MicroStrategy (MSTR) has amplified the high volatility of Bitcoin and transmitted it to the US stock market through unique financial operations, creating arbitrage opportunities for institutional investors. Retail and long-term shareholders, however, face the risks of violent stock price fluctuations and dilution of equity, in exchange for the long-term appreciation potential of Bitcoin. So, in this leveraged game, who is the biggest winner, and who is silently bearing the losses? The following is the post by F2Pool and Cobo founder Shenyu.
Background
MSTR has cleverly designed to amplify the high volatility of Bit by 2.5 times and transmit it to the US stock market: Professional institutions (hedge funds, bond investors, and option traders) use the high volatility to capture short-term profits through volatility arbitrage.
MSTR company raises cash through the issuance of convertible bonds and ATM offerings to accumulate a large amount of Bit.
Common shareholders bear the risk of violent stock price fluctuations and short-term declines due to high volatility and ATM dilution. They capture the "BTC Yield" of increasing Bit per share, exchanging short-term volatility for long-term holdings.
Bit holders capture the continuous inflow of market funds and the rise in Bit prices.

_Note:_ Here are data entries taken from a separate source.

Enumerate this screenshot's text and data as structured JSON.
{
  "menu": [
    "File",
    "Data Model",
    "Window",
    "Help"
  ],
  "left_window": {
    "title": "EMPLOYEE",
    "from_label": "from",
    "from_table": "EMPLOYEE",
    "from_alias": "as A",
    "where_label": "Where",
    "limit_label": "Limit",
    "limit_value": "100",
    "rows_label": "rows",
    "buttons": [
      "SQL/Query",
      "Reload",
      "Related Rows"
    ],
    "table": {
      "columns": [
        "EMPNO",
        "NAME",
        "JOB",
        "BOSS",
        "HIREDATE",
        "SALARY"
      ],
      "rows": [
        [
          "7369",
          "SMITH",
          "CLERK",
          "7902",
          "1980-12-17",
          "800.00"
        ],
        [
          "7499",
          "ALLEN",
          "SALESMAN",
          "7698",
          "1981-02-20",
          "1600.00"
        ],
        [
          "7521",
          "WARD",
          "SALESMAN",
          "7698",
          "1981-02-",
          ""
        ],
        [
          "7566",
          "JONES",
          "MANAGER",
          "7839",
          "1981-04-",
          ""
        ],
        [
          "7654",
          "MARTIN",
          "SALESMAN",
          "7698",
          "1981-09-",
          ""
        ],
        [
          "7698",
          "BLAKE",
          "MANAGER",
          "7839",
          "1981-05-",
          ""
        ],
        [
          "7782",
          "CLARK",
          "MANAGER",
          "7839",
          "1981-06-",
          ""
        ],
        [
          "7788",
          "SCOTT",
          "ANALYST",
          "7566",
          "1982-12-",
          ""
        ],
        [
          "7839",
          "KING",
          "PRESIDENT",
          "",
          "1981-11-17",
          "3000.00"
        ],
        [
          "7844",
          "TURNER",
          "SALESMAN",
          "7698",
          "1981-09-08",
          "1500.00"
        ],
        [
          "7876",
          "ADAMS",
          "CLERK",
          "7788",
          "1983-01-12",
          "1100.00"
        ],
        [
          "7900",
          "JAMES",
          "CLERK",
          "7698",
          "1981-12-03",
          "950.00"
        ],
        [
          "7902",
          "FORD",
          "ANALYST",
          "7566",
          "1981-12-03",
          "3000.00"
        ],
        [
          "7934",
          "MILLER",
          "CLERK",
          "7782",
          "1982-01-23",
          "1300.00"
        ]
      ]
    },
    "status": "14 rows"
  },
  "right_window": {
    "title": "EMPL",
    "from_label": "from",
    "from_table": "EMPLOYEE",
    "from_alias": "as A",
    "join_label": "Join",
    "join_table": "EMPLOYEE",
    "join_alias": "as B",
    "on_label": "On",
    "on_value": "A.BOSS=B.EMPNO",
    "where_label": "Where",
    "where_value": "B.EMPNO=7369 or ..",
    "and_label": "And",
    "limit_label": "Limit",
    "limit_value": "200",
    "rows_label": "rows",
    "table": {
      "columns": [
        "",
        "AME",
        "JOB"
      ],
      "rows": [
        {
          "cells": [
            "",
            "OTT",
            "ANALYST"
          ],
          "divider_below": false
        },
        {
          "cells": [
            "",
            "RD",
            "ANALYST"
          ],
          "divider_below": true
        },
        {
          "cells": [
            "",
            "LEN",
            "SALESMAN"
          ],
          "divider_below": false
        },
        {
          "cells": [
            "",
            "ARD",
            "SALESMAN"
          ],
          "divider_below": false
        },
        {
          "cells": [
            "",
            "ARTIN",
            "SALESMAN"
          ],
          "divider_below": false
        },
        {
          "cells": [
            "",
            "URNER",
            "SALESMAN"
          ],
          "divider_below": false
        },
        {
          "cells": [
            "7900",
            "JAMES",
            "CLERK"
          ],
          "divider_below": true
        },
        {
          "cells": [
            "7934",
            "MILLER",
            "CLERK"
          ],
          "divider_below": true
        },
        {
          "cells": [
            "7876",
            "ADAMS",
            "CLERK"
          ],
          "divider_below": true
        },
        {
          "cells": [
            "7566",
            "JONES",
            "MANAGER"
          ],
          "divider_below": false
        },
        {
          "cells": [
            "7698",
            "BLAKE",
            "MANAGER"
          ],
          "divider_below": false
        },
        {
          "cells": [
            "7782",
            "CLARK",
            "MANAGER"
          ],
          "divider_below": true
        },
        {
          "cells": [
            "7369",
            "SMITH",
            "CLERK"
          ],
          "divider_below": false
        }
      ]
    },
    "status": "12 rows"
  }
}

So the question is,who lost?
Claude provided a response and an illustration: MSTR has established a mechanism to convert the funds of retail and long-term shareholders into Bit holdings, while creating opportunities for volatility arbitrage. Ultimately, the wealth in the system flows from the information-disadvantaged party (retail investors) to the information-advantaged party (hedge funds and MSTR company), while long-term shareholders bet that the long-term appreciation of Bit will offset the high risks and dilution they bear.
Conclusion
MSTR's financial ecosystem is essentially a complex mechanism for the redistribution of risks and returns. The "losses" in the system mainly come from the wealth transfer between participants with information asymmetry, risk tolerance differences, and mismatched time horizons.